Metrics are the foundation for automatic evaluation in grammatical error correction (GEC), with their evaluation of the metrics (meta-evaluation) relying on their correlation with human judgments. However, conventional meta-evaluations in English GEC encounter several challenges including biases caused by inconsistencies in evaluation granularity, and an outdated setup using classical systems. These problems can lead to misinterpretation of metrics and potentially hinder the applicability of GEC techniques. To address these issues, this paper proposes SEEDA, a new dataset for GEC meta-evaluation. SEEDA consists of corrections with human ratings along two different granularities: edit-based and sentence-based, covering 12 state-of-the-art systems including large language models (LLMs), and two human corrections with different focuses. The results of improved correlations by aligning the granularity in the sentence-level meta-evaluation, suggest that edit-based metrics may have been underestimated in existing studies. Furthermore, correlations of most metrics decrease when changing from classical to neural systems, indicating that traditional metrics are relatively poor at evaluating fluently corrected sentences with many edits.
Paper Structure (46 sections, 5 figures, 8 tables)
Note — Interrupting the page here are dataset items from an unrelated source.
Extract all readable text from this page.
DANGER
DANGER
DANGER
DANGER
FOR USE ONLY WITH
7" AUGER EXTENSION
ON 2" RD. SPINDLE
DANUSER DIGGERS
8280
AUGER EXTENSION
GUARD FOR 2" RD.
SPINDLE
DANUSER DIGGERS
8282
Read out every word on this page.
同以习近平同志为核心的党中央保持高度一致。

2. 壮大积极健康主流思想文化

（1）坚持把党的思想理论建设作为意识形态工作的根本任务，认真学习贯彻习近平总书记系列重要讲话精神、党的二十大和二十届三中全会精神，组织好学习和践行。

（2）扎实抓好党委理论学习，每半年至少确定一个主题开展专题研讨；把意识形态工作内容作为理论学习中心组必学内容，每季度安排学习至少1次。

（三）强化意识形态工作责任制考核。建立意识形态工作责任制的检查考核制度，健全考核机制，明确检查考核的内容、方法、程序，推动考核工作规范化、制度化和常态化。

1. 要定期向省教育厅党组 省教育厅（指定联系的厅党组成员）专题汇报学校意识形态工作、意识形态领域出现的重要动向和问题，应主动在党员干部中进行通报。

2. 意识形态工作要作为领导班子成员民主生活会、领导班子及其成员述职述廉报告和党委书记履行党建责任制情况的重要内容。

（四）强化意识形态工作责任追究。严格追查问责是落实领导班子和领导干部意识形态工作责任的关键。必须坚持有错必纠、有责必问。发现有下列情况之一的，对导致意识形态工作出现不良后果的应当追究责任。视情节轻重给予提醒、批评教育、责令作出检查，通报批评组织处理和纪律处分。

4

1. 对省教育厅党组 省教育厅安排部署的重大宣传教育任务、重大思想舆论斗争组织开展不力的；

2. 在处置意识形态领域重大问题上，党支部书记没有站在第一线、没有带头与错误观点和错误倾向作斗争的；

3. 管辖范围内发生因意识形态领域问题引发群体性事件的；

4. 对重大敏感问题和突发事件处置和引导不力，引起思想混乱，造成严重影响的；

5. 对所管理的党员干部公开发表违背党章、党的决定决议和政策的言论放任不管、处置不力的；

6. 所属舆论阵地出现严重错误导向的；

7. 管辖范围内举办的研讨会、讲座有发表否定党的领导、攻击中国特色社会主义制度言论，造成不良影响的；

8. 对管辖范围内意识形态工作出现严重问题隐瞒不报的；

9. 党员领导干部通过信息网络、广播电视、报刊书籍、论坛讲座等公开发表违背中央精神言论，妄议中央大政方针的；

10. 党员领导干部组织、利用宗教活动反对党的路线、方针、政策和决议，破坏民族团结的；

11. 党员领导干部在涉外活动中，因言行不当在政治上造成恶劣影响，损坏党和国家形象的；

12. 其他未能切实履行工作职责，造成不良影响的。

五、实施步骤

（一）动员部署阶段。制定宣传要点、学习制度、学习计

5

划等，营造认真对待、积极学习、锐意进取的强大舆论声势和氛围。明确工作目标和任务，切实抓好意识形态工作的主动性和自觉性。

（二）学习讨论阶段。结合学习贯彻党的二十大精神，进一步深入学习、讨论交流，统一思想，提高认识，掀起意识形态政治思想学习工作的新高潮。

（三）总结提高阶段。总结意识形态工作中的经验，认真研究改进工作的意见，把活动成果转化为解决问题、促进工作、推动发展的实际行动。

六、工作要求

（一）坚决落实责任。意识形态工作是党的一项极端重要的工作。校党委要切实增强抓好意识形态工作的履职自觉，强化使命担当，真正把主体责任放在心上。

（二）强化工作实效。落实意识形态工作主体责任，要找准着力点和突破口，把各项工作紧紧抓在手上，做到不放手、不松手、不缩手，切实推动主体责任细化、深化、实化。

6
This paper contains 46 sections, 5 figures, 8 tables.

Figures (5)

  • Figure 1: $M^{2}$ Score ($F_{0.5}$) and word edit rate for classical systems in GJG15, neural systems in SEEDA, and human sentences. These neural systems generate more edits and better corrections compared to classical systems.
  • Figure 2: An overview of the annotation flow and an example of edit-based human evaluation. In Step 1, the annotator identifies errors in the source. Then, they categorize each edit in the output as either valid or not. In Step 2, the annotator determines whether each edit in the output effectively corrects the errors found in Step 1. TP, FP, and FN represent True Positive, False Positive, and False Negative, respectively.
  • Figure 3: Scatter plots of the human score and the metric score. "Base" indicates the 12 systems excluding uncorrected sentences (INPUT) and fluent sentences (REF-F, GPT-3.5). Each line represents a regression line, and the shaded area indicates the size of the confidence interval for the estimated regression, obtained using bootstrap. Comparing the orange and blue regression lines to the gray regression line allows us to observe the degree of influence of each outlier on the distribution trend. For example, the leftward tilt of the orange regression lines for $M^{2}$, PT-$M^{2}$, ERRANT, and GLEU indicates a negative impact from fluent sentences as outliers.
  • Figure 4: Variation of correlation when different systems are considered using window analysis. The x-axis represents the human ranking of the 12 systems excluding outliers. "n" denotes the number of systems considered, with solid lines representing four systems and dashed lines representing eight systems. For example, for n$=$4, a point with x$=$5 corresponds to a human evaluation using systems ranked 2 to 5. The orange line represents Pearson (r) and the blue line represents Kendall ($\tau$). The correlation of the main metrics ($M^{2}$, ERRANT, GLEU) shows significant variability, while pretraining-based metrics (SOME, IMPARA) exhibit relatively stable correlations.
  • Figure 5: Screenshot of doccano used in the edit-based human evaluation.